Investment banking is a relationship business. Investment bankers build long-term relationships with large corporations in the hope of acting as their advisor on all financial matters. For their guidance in raising cash or negotiating a merger, investment bankers earn fees based on a percentage of the total sum of money that changes hands.
All major investment banks have sales and trading departments. These departments serve two clients: their own bank, for which they trade to make money, and their clients, whose investing and trading needs they serve.
Traders and salespeople have a mutually beneficial relationship. Salespeople provide traders with information on investment opportunities and market demand for securities. Traders provide salespeople with price quotes on securities and provide liquidity to the latter's customers by buying securities they want to sell. Salespeople earn commissions when a trader makes a trade on information they have provided.

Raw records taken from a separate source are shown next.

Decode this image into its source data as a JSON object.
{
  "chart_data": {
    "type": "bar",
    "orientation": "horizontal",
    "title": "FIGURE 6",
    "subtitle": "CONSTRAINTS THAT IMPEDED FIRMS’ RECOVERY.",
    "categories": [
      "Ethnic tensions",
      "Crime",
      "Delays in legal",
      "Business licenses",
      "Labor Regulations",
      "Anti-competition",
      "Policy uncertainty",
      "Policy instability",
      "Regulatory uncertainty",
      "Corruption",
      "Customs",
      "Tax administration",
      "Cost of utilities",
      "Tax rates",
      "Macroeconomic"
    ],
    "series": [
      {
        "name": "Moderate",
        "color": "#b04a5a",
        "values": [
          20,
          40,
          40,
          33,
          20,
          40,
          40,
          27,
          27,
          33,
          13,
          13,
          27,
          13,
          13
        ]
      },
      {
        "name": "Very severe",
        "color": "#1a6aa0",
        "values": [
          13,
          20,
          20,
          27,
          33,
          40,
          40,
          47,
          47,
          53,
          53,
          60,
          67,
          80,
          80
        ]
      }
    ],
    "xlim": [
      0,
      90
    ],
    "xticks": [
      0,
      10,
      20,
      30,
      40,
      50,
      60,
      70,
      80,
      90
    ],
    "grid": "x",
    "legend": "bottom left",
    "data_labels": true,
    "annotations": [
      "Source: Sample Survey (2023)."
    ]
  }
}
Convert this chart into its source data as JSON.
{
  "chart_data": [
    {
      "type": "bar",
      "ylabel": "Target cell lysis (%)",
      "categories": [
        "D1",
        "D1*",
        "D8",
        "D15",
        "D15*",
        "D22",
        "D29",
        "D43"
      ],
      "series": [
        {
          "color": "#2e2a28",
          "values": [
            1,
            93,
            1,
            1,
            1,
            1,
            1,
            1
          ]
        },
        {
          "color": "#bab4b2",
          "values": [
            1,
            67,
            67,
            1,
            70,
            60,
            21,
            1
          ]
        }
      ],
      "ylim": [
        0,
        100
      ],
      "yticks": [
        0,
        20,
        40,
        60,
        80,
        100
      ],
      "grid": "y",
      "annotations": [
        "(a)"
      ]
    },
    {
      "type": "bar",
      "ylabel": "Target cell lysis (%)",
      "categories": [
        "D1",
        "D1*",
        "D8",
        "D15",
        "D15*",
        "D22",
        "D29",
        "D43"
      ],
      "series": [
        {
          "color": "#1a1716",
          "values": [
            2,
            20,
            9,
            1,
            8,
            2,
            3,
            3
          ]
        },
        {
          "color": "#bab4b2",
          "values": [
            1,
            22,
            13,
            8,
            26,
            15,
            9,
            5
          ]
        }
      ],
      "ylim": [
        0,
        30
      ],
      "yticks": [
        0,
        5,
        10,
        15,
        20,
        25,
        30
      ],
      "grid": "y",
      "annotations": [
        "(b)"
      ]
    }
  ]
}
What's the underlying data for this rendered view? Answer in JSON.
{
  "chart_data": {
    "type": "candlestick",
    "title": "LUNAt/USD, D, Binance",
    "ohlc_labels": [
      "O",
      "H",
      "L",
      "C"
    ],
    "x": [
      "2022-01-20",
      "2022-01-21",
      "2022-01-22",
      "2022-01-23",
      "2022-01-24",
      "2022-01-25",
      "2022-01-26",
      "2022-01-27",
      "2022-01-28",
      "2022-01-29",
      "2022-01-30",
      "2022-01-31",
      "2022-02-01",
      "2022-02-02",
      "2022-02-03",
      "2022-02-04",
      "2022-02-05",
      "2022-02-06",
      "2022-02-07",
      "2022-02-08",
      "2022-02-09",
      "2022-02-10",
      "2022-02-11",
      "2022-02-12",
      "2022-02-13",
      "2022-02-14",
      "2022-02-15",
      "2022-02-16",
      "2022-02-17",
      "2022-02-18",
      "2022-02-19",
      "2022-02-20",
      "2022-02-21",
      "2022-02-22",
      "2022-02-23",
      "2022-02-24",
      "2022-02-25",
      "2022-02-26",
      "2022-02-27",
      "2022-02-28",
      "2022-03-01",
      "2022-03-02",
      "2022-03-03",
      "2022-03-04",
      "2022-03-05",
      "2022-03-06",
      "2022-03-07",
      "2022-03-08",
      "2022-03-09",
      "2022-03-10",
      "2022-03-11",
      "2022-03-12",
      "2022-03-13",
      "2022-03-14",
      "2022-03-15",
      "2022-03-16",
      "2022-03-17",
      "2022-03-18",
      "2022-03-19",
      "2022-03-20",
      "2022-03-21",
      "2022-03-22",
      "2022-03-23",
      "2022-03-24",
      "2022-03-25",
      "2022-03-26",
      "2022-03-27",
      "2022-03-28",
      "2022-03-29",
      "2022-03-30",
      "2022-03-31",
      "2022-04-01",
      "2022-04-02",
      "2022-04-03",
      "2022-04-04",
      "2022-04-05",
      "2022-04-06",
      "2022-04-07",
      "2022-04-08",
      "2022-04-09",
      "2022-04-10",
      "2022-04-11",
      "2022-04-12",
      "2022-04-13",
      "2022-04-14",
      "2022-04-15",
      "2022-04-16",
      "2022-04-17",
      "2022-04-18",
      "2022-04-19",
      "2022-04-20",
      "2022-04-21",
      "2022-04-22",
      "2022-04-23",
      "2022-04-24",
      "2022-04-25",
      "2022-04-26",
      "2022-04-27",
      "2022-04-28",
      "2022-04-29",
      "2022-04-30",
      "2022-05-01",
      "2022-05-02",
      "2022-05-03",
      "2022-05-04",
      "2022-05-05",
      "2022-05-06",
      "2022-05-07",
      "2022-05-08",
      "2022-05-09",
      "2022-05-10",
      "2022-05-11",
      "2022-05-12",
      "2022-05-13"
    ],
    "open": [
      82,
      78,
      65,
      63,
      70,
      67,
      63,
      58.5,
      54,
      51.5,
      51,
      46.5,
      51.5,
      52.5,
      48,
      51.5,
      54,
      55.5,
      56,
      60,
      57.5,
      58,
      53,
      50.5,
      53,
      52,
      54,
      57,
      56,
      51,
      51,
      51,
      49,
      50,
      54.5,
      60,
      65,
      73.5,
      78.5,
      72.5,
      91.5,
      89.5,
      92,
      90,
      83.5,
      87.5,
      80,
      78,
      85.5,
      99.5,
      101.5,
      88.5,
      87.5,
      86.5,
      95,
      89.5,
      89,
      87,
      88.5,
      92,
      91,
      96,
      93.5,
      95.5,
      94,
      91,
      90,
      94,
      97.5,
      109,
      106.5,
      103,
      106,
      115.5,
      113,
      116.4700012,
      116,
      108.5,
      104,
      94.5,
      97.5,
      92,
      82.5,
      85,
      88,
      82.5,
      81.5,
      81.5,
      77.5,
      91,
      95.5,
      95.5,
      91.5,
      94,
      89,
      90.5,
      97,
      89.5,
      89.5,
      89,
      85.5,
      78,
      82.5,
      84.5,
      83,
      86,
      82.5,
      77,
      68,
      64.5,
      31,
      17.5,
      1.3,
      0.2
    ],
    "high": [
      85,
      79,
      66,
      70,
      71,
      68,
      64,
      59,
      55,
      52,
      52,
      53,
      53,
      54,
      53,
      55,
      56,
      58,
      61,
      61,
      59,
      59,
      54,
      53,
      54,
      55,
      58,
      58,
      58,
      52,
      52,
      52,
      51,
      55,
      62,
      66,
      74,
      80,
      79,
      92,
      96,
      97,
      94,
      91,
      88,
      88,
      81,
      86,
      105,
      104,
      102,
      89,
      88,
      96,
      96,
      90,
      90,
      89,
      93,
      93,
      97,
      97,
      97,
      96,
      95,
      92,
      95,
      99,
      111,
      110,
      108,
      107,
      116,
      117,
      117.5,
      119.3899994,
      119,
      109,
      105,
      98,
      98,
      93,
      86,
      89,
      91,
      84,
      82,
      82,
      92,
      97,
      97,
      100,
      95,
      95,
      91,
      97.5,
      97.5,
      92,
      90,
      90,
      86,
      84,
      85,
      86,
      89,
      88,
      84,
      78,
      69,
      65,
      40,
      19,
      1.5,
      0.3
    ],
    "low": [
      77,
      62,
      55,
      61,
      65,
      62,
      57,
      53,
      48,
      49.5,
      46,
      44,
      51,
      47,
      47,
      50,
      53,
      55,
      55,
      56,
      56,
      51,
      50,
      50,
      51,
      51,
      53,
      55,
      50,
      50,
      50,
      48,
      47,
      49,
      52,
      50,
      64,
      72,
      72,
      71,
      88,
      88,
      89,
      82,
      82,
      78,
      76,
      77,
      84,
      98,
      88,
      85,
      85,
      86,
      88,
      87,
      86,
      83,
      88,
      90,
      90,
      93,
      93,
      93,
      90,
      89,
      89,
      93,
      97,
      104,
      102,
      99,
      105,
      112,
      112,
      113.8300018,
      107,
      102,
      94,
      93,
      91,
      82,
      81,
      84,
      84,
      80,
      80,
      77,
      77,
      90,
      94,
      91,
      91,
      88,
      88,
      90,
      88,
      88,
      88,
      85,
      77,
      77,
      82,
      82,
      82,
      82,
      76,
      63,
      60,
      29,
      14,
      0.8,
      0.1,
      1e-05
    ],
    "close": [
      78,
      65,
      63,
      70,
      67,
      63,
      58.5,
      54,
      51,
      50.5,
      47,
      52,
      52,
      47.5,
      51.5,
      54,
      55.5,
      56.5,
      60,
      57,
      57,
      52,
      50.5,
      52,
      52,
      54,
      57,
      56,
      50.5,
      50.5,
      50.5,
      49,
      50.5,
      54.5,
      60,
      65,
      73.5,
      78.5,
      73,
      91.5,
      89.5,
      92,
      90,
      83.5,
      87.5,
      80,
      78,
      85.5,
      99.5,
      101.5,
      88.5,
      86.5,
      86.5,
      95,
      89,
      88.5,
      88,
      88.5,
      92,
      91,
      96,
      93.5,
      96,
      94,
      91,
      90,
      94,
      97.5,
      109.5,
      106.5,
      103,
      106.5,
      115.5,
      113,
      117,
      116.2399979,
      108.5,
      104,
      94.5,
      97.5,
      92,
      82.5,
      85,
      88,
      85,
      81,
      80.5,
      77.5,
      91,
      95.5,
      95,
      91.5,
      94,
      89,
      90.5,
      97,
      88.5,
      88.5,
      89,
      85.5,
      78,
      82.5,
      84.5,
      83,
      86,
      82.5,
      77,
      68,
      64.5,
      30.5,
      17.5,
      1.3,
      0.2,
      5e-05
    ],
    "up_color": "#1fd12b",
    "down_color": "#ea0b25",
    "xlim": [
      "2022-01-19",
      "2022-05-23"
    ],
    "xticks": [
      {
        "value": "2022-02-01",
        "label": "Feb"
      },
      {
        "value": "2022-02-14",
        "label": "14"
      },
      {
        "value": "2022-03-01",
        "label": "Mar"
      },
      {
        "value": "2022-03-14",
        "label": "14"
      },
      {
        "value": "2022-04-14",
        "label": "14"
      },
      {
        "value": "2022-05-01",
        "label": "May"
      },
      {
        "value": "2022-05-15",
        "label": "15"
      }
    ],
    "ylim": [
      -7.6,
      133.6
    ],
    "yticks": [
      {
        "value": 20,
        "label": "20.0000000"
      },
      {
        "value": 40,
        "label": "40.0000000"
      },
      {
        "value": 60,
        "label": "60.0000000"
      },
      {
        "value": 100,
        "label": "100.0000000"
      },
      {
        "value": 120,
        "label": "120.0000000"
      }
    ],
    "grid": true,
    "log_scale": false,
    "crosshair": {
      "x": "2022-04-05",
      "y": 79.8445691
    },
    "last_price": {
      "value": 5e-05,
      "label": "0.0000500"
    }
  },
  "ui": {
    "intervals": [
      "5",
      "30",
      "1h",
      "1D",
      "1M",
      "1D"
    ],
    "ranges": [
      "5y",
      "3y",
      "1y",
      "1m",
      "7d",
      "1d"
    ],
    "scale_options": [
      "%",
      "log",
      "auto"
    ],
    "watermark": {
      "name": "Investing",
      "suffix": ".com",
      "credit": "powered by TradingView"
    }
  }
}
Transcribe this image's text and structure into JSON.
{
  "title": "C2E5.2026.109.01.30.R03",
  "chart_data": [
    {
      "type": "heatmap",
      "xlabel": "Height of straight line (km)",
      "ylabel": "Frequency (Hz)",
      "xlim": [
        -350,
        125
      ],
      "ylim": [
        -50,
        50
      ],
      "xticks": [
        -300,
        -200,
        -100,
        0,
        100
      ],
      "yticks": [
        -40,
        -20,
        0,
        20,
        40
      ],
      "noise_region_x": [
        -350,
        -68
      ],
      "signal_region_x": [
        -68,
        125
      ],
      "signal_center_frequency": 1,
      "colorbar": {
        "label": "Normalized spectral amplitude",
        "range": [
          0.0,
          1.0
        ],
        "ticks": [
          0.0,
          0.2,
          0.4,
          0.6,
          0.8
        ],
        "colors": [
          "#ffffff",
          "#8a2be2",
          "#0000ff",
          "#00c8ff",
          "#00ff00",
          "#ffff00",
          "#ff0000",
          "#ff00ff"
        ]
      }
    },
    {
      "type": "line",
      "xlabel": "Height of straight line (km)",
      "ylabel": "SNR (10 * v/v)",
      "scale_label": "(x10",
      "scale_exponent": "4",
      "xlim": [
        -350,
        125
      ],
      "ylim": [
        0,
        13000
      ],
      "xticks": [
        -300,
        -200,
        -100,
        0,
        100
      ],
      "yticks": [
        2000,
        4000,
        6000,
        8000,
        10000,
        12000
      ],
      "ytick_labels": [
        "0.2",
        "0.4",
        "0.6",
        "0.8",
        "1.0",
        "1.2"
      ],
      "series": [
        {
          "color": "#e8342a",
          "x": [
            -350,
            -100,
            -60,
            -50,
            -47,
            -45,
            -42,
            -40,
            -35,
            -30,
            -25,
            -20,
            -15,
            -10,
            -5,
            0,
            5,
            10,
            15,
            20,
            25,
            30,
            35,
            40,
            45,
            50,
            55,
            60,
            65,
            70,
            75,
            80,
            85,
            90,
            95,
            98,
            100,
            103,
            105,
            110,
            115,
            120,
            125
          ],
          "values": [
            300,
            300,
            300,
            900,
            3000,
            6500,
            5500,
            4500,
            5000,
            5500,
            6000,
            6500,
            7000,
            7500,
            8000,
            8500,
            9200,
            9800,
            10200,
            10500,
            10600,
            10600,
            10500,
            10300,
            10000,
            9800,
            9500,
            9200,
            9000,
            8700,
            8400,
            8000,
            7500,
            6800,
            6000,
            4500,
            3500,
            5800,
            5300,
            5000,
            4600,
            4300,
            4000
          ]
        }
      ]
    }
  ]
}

This is a division within a bank that concentrates on managing the assets of high net-worth individuals. A career in PCS requires a strong interest in sales and the financial markets. It can be a highly rewarding field, but compensation is almost totally dependent on individual performance. After the first two years, the pay is linked exclusively to fees generated on a percentage of client assets managed.
Private equity is a broad term that refers to any type of equity investment in an asset in which the equity is not freely tradable on a public stock market. Categories of private equity investment include leveraged buyouts, venture capital, growth capital, angel investing, mezzanine capital and others.
Private equity firms are managed by individuals known as general partners who will make direct investments on behalf of the limited partners, or those who contribute capital to the fund. General partners are generally compensated with a management fee, defined as a percentage of the fund's total equity capital, as well as carried interest, defined as a percentage of profits generated.